Patricia Jones has been the business license clerk in Batesburg-Leesville since 2001. She has worked for the town for 18 years, previously serving as an assistant clerk.
Since 2001, Patricia Jones has seen continuous growth and changes in the types of businesses
seeking licenses in Batesburg-Leesville.
Since 2001, Jones said she has seen continuous growth and changes in the types of businesses seeking licenses. For instance, the number of people working from home via the Internet has grown exponentially, she said. The town also has seen a rise in the questions from the public about who is responsible for controlling businesses such as tattoo parlors and sexually oriented businesses. She occasionally has to steer complaints and concerns to DHEC and LLR.

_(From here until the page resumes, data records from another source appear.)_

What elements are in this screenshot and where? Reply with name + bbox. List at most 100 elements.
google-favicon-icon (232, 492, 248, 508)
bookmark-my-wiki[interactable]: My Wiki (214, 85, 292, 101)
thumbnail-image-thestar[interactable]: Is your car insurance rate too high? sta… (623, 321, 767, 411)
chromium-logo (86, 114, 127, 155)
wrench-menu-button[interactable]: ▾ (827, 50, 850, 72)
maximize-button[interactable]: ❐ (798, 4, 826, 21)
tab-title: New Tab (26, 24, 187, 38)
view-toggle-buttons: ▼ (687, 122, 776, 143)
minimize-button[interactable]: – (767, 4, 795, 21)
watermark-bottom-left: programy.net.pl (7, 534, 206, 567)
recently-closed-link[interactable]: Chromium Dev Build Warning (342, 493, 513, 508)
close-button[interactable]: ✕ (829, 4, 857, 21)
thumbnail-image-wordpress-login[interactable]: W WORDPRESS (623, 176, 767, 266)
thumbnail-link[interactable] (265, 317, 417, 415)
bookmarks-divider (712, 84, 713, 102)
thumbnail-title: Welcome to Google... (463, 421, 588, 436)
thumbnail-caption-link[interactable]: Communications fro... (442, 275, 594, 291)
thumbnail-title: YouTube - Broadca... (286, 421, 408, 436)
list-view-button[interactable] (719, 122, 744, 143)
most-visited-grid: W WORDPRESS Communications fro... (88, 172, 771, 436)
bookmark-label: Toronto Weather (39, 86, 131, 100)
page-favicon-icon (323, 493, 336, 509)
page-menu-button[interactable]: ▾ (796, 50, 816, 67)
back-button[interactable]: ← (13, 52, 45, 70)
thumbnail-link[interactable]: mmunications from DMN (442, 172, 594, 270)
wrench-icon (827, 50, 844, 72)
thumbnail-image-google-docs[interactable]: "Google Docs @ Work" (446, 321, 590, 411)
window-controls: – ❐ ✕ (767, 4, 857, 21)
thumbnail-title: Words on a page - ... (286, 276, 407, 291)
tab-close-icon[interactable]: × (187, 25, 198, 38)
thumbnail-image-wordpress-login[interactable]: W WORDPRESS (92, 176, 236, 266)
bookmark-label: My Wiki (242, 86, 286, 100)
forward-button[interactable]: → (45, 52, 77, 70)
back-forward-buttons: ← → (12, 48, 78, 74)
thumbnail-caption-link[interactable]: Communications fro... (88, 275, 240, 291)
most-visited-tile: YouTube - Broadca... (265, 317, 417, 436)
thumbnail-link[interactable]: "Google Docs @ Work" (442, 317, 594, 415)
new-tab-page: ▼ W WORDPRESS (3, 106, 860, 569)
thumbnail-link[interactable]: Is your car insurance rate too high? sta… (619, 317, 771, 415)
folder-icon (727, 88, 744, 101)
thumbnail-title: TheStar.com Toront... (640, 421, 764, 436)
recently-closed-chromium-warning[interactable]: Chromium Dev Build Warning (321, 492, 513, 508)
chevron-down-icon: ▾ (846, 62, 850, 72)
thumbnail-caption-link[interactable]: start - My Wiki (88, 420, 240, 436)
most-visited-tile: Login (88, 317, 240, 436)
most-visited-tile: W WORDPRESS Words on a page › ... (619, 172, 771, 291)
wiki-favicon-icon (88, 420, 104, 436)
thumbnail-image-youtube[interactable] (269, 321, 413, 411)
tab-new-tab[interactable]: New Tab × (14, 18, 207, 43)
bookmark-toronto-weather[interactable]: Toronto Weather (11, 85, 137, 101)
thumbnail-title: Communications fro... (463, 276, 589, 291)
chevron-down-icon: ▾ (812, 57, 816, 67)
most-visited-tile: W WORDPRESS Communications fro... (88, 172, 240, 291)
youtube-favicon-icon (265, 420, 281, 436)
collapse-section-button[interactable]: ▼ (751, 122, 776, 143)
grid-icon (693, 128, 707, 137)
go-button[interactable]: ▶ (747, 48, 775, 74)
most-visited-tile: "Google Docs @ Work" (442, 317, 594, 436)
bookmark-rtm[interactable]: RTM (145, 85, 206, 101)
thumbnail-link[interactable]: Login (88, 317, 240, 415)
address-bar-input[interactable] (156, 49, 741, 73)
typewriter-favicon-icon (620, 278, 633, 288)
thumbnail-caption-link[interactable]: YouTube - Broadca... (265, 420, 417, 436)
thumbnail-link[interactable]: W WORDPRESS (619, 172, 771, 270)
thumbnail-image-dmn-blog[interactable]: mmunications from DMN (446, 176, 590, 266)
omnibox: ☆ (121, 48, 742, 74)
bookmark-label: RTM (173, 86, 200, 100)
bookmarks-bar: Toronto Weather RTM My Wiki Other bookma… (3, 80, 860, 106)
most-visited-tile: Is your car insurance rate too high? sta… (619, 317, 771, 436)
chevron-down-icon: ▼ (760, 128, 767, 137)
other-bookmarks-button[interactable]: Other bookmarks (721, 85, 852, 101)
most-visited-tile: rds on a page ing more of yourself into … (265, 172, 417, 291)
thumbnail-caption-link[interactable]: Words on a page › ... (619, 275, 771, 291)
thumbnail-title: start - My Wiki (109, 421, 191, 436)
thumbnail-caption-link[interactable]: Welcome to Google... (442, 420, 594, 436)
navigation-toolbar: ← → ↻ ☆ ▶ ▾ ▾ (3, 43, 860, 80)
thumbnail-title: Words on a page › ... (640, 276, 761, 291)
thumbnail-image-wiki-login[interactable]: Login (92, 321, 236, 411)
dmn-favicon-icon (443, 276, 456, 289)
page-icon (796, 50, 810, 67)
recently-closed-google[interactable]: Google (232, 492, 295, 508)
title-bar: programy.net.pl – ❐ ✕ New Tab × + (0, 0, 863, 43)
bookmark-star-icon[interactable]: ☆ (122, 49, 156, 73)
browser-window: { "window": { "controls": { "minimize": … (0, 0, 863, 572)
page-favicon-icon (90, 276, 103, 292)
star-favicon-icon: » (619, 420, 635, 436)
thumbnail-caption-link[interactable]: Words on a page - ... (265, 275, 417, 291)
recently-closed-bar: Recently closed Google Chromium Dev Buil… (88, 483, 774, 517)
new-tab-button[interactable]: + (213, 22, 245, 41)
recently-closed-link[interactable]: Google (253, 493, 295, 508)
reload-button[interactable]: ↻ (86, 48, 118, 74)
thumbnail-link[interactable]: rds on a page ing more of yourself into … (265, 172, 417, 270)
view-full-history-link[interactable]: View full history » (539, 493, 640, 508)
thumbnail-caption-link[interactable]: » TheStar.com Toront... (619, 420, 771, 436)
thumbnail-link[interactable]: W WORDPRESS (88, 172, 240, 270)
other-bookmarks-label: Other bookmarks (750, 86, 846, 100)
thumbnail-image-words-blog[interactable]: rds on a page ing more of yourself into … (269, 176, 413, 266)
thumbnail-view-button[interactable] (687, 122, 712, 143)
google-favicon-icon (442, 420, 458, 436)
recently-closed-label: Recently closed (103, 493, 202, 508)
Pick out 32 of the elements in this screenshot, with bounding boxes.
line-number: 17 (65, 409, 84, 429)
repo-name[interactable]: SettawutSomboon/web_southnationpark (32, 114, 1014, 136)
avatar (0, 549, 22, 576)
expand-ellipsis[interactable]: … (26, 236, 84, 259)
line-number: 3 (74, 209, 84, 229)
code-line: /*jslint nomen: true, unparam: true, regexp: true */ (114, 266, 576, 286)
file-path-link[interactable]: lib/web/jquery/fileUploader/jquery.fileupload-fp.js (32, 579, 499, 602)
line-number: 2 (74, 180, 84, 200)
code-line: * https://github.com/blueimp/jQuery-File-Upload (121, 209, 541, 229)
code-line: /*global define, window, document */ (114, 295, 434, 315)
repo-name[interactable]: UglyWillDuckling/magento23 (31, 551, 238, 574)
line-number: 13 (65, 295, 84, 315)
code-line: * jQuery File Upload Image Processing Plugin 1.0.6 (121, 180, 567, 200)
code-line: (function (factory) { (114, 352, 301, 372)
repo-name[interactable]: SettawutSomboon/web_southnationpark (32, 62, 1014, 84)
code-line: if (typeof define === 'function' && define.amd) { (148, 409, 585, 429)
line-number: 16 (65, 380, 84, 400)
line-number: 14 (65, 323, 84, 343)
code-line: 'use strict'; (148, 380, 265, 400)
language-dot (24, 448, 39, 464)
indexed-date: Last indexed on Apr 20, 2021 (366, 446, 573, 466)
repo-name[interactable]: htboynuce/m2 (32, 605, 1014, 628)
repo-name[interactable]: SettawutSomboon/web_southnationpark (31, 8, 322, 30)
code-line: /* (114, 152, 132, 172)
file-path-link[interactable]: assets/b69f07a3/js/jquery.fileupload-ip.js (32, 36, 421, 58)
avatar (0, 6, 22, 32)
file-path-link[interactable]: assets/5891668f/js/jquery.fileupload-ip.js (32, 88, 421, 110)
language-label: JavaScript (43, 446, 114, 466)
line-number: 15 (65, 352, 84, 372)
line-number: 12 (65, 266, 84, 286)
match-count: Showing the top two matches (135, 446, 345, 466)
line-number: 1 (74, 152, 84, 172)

It’s a challenge to come up with a fee schedule that is satisfactory to everyone, Jones said, but she always enjoys interacting with business owners.
“I always let them know that we’re appreciative of them doing business here,” she said. “I try to do everything I can to assist them and make them feel good about having their business here.”
Frances Adcock has worked for the City of Bennettsville for 15 years, and has been the business license official for the past 13.
Adcock has seen technology make an impact on her job. When she started, the business licensing process was more basic, now many things are automatic and online. Bennettsville also takes credit cards these days.
Bennettsville officials also have updated their ordinances to fit the times. The old version lost its relevance because it had no mention of computers or technology, she said. In recent years, the city updated its classification system from the Standard Industrial Classification system codes to the North American Industry Classification System codes, which are more up-to-date, she said.
Adcock said that in her small community, one of the challenges she faces is that some people are interested in starting a business but have no knowledge of how to proceed. She works with them to steer them in the right direction and provide them the information they need.
Adcock’s job comes with some unexpected duties. Because the city doesn’t have a chamber of commerce, she serves as a sort of personal business directory. She answers many questions about the types of businesses in town and refers people to local services that are available.
Adcock enjoys meeting all the new business owners. “I’m usually the first face they see,” she said. “I try to encourage them and let them know we’re happy they’re here.”